To date, ClinSearch has conducted clinical trials on such ailments as Celiac Disease, Chronic Constipation, Migraines, Acne, IBS, and more.
According to Dr. Krause, recruiting patients is not a difficult thing to do. “I would bet that half our patients come by word of mouth from friends or relatives who have heard of us or participated in previous studies. The people of Chattanooga have been very willing to participate. Some of them may come through my office after talking to me or seeing us advertise,” said the native of Philadelphia who came to Chattanooga in 1997.
“I may suggest a study to the patient if they aren’t responding to current therapy, and we don’t take a patient off current medication if they are responding,” the doctor continued. “We don’t try to convince people to go into a study. We just expose them to the information. If someone has heartburn and they aren’t responding to treatment, they might be interested in a study. We give a lengthy explanation of the pros and cons to the patients and discuss the risks, which are the unknown and the potential side effects.”
Throughout the course of a clinical trial, it is clear that the health and welfare of the patient are the primary concerns. While it might appear to the layman that talking a drug is safest after FDA approval, it is actually safer during the trial.

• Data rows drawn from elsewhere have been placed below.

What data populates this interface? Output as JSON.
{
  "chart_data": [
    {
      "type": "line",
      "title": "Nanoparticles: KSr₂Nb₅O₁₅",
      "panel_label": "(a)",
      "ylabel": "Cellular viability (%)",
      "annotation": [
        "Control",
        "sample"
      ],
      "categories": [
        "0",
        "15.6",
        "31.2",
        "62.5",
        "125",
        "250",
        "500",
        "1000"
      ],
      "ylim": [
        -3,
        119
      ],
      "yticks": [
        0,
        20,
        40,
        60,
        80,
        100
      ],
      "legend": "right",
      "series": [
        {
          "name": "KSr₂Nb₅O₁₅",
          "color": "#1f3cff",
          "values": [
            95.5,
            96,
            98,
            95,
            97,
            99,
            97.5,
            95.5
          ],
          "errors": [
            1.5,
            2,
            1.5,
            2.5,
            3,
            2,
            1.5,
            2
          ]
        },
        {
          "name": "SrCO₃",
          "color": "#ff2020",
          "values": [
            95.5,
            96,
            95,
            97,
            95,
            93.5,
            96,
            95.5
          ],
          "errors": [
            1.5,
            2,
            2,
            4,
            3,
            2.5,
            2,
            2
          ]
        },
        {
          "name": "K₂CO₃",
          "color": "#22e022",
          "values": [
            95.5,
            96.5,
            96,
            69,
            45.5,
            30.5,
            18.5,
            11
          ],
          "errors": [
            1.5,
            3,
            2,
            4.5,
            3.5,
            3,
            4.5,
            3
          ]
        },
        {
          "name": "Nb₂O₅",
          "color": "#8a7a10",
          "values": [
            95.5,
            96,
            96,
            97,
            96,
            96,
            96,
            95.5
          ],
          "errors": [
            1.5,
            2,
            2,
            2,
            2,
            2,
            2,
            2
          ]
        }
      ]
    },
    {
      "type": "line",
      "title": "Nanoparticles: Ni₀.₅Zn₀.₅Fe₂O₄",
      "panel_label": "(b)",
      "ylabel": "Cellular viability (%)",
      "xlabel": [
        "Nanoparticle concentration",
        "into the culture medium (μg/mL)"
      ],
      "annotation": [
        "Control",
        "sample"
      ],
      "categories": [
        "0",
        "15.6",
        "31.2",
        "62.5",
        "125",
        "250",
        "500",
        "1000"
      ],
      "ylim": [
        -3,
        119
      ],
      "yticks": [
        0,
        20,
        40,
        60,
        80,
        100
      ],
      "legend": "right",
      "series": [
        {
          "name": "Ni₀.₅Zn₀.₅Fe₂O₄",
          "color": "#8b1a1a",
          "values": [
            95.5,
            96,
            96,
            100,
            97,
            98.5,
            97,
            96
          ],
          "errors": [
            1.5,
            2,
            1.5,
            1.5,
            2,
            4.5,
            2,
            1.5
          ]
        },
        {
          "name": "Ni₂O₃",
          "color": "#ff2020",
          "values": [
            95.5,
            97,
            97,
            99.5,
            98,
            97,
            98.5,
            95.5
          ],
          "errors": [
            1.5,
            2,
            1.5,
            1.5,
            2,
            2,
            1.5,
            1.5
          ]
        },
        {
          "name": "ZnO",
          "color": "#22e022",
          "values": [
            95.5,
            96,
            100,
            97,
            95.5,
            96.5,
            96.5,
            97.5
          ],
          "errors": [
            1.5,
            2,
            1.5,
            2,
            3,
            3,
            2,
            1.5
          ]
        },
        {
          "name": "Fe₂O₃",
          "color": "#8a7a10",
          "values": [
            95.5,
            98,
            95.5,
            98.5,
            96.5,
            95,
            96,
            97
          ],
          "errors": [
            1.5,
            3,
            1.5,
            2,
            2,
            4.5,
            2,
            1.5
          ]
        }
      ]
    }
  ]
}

Each study participant is provided with a document called an informed consent form, which describes the risks, benefits and expectations of the study in detail. Because the patients are monitored closely, any adverse effects or developments are discovered early.
“I explain to patients that our research studies are really safer than taking a brand new drug which just came on the market,” commented Dr. Krause, who completed his internship and residency at Grady Hospital in Atlanta through Emory University, and his GI fellowship at Yale University. “We monitor patients much more closely than a private physician could. We don’t have to get approval from an insurance company to run an EKG or a blood test because the drug company is paying for it. The drug companies usually require monthly blood tests while the patient is in the study, and the reason for this is that most drug side effects occur in the liver or the kidneys. If these side effects occur in a patient, they will usually be detected through these tests before the patient even has any symptoms.”

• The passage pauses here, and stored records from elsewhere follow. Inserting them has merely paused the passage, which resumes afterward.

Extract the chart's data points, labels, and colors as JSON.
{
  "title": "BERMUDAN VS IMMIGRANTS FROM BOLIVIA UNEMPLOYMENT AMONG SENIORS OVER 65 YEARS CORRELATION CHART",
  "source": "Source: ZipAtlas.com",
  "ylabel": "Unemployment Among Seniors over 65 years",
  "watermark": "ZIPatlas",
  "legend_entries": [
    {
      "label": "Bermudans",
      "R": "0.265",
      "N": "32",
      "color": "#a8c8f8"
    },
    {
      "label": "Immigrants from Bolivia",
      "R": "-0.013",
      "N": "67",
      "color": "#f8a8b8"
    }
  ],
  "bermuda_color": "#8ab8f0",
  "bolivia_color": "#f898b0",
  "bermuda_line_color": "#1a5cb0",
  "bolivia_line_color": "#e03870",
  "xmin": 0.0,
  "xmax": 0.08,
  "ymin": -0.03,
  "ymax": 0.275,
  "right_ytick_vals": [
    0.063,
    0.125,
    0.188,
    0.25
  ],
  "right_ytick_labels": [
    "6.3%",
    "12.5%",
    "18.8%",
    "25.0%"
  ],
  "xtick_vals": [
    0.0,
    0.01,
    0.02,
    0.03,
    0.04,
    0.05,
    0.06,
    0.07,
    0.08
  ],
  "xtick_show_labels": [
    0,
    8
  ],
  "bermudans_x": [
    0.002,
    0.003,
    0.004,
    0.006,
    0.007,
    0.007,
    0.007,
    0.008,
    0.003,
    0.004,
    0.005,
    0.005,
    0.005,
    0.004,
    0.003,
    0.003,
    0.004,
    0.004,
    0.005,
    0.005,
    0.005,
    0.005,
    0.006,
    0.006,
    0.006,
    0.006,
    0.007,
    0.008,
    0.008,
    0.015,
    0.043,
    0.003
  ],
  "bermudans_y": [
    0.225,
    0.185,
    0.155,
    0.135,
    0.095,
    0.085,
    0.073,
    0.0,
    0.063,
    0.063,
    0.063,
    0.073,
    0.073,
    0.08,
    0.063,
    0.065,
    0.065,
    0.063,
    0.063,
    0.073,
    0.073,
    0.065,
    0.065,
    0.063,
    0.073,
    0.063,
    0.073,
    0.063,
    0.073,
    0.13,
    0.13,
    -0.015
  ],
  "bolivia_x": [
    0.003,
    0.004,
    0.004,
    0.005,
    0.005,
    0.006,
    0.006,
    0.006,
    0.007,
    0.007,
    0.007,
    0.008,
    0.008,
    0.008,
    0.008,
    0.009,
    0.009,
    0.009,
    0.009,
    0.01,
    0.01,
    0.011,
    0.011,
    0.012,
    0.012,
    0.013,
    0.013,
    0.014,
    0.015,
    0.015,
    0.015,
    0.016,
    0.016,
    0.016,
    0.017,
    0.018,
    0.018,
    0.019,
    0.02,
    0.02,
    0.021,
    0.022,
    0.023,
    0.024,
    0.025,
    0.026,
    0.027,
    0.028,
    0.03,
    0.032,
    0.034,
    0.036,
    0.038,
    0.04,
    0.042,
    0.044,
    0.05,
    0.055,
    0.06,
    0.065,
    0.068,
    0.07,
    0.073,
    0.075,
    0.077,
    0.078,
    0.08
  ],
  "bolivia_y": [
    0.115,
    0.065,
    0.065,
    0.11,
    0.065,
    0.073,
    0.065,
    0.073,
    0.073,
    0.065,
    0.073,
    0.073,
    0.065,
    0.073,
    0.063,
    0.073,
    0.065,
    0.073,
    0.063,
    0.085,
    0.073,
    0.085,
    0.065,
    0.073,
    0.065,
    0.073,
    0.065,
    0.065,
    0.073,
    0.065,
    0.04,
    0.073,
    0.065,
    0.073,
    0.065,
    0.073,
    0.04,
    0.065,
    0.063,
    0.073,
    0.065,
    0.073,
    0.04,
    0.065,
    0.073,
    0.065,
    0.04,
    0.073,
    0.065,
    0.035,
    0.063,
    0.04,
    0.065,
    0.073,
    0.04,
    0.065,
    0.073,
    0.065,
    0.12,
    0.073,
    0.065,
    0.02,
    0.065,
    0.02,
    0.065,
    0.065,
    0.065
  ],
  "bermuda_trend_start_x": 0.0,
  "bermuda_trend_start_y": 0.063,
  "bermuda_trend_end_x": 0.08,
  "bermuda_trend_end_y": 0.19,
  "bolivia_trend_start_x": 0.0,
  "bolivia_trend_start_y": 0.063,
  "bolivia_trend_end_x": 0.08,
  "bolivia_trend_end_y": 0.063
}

Some drugs, says the doctor, have actually received FDA approval after studies of groups of as many as 5,000 patients. However, if the frequency of a side affect is one in 10,000, theoretically it may not be discovered until the drug is mass marketed and hundreds of thousands of patients are taking it.
“In situations like that, the FDA is blamed for not being more careful,” noted Dr. Krause, “but it would be cost prohibitive to run a study on such a large scale. If a patient takes and new drug outside a study and is developing liver failure, they may not know it, and they could even die. But, we monitor our patients much more carefully. I call them “guinea persons”, and I always tell them that if they do not get better on the medication we will take them off of it, usually after about a month, or sometimes even a couple of weeks.”
The direct benefits to the patient in include:
- A chance to try a new medication if you are not responding to current treatment
- Many studies include one year of medication at no cost
- Compensation for time and travel
- Aiding in the development of new treatment options
Our clinical trials are usually a win/win for everyone.